I mostly pottered on the yellows and oranges and odd blue, moving between the two groups that had developed.
Climbs of note: A couple of attempts on Red 1, Pas Fin de Fan 5+ which was never going to happen for me due to the huge splits style move needed to start it and Red 39, La Pince Multi-Prises which actually wasn’t that tough once Andy had brushed the top of it!
Day 2 – Apremont Bizons
Again a hot day, with a few less degrees but still hitting over 30, and significantly increased humidity which make it feel much sweatier and harder work. Again I hovered between the two groups, mixing up climbing on the Yellows and Oranges mostly. I covered a lot more ground this time, but had done a bunch of them before a long time ago which might have helped?
Climbs of note: We had a good go on Red 11: L’Arabesque which on a first glace looks like a nice layback but you quickly realise is a bulgy nightmare with the middle lump of rock making using the left hand arete really hard to use. Although I got nowhere near the high right hand hold, I’m pretty happy with how I managed to work out the method from taking a look at it. Also, there was Orange 7: La Tarte à l’Orange which was a really excellent sketchy feeling traverse which included some hip breaking splits and a scary downclimb bit.
Day 3 – The Weather broke.
Finally, the storms rolled in. Although we really didn’t see much storm action, but some very heavy downpours. We had a nice chilled day in the Gite, where I mostly worked on my “other website“. We almost planned a walk to Milly-la-Forêt but as we were getting ready the rain came BIG style so aborted.
Day 4 – Diplodocus
We’ve never been to Diplodocus before, and I really don’t know why! The Jingo guide book seems to denigrate it a bit to being low and polished, but it’s actually fab. It’s got a good mix of easier yellows, reasonable oranges and challenging blues, mostly with decent landings and not too terrifying top outs. There are also some highball ones if you feel like frightening yourself a bit.
I vaguely started out attempting all the Yellows, Oranges and Blues as we came to them but that slowed down pretty rapidly as the blue were pretty burly for my current levels of strength.

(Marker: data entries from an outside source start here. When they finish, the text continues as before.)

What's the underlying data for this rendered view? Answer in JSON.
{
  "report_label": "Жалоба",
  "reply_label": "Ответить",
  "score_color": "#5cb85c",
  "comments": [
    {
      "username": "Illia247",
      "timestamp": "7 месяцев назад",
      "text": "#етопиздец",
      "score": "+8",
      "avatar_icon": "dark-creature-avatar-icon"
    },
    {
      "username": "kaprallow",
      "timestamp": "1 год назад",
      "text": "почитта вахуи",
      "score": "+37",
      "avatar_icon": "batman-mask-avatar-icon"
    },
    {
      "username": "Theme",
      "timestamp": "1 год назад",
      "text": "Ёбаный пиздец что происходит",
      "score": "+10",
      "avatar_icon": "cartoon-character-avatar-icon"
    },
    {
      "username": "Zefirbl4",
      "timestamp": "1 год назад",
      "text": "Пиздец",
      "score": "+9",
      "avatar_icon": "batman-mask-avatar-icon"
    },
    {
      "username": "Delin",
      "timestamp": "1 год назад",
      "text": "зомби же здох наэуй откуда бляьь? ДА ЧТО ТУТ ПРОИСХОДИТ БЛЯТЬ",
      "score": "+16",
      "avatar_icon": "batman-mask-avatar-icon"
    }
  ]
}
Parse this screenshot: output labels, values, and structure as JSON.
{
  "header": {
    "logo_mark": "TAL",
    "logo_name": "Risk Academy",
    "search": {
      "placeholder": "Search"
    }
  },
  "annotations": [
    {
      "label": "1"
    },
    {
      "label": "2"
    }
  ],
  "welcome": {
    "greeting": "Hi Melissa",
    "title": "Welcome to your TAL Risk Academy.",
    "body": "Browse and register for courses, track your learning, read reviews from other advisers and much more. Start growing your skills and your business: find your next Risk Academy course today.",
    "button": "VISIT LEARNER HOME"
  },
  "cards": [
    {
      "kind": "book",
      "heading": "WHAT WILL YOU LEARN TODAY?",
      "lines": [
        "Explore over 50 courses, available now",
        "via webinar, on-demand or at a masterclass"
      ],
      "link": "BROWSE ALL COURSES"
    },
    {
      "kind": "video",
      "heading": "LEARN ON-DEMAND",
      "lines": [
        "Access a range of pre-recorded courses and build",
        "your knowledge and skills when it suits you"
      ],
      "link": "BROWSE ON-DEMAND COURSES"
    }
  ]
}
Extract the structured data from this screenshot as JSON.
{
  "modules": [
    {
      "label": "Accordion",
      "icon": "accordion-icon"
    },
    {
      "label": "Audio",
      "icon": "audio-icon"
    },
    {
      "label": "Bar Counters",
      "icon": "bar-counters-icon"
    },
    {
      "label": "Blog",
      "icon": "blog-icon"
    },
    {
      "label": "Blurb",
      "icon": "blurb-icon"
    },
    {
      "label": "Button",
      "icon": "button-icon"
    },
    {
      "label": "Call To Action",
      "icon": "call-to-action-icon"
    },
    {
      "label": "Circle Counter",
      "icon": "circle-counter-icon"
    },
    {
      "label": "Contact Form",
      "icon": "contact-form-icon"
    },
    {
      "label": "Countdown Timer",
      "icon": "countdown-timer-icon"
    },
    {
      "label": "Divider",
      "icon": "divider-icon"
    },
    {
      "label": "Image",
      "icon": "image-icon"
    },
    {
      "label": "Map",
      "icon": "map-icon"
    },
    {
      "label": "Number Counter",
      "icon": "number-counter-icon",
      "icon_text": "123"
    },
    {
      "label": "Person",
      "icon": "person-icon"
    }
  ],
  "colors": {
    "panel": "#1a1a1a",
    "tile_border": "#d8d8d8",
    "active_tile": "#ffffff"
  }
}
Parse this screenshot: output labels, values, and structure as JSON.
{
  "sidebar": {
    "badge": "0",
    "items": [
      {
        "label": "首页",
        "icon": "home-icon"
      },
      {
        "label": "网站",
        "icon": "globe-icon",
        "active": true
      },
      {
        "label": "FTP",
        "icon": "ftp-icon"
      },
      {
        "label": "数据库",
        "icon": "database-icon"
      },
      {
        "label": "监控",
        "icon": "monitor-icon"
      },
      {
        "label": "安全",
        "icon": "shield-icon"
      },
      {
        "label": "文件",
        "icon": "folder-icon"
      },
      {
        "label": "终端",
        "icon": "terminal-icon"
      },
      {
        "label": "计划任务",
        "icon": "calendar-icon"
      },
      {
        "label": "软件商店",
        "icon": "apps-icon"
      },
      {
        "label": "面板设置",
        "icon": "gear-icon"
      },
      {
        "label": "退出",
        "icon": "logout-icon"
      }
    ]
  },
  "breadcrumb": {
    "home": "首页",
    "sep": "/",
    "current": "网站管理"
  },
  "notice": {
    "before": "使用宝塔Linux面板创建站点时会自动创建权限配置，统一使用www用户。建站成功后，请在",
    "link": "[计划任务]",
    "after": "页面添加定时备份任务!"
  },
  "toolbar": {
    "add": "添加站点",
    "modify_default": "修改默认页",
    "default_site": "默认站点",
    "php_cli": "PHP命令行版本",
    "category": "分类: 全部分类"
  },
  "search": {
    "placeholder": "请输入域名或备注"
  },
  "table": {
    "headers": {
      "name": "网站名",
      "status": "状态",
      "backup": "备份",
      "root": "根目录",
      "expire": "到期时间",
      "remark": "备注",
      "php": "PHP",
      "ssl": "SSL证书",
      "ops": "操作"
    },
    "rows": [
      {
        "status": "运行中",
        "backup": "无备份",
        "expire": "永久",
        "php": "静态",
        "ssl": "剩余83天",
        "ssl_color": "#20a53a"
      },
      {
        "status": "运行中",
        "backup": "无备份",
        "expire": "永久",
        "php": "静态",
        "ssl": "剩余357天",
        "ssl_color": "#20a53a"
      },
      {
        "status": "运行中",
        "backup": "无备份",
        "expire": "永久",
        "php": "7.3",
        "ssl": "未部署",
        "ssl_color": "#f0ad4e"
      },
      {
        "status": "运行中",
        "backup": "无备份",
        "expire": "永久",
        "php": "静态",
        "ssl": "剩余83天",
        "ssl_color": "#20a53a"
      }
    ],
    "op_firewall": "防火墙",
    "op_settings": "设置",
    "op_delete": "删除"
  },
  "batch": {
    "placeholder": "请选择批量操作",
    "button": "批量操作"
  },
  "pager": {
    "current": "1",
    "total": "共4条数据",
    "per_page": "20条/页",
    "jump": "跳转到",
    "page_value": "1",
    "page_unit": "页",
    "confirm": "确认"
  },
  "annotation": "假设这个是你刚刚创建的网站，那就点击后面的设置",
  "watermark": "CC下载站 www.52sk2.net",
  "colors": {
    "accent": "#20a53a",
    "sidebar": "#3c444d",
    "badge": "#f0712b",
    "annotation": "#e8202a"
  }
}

Climbs of note: I’d picked out a 6a called Tricera Tops from the guide book for a play, but it was WAY too burly and caused my left calf to cramp up painfully. Instead, Jim found a 6a for me called Technogym which surprisingly went on my second attempt along with a lot of huffing and puffing. We also had a few goes on À Flore de Peau which was a bit of a weird slab/sidepull to get on/dyno to finish. I couldn’t really get anywhere on it as I couldn’t co-ordinate pulling and popping to the right, while looking left to catch a tiny crease with the left thumb. Next to it was a whacking great crack through the boulder which was absolutely brilliant for hand jamming called La Fissure des Boulangers. Last climb of note was the slippery La Dalle Téflon which took a good few goes to get the balance right.
Day 5 – J. A. Martin, or Rocher Cailleau which every you prefer…
Thursday was a bit overcast in the morning with the weather threatening a little. We headed to what was marked as Rocher Cailleau in the Jingo book, but there does seem to be a bit of crossover/confusion between what is Rocher Cailleau and what is the close J.A.Martin site. I didn’t really have much psych initially here as the humidity was bothering me, and I didn’t really enjoy much of the climbing.
Andy and Dave left ahead going the Yellow circuit while I was attempting the first orange problem which really shut me down as it required a very brave right hand pop which I slipped off on my first attempt scraping my chest. After that, I didn’t fancy it and swapped instead of doing the yellow circuit, without a pad, but just taking a door mat to wipe the sand off the feet. The nature of the circuit though made it really frustrating as a solo climber. The problems were mostly not very interesting (mostly a singe move of get the feet on, grab the top and it’s finished) but then they required getting back to the start through a difficult jumble of rocks, and then reversing that path to get back to the finish to try and work out where the next boulder was. Unlike the other circuits I’ve done, it was often quite hard to spot where the next problem was, with the markings often either missing or very sparse and some of the boulders a long way away. I was rapidly running out of psych and when it started to rain more consistently, gave up on the taller number 23 as it had got slippery and I didn’t want to damage the rock, or take a ugly spill.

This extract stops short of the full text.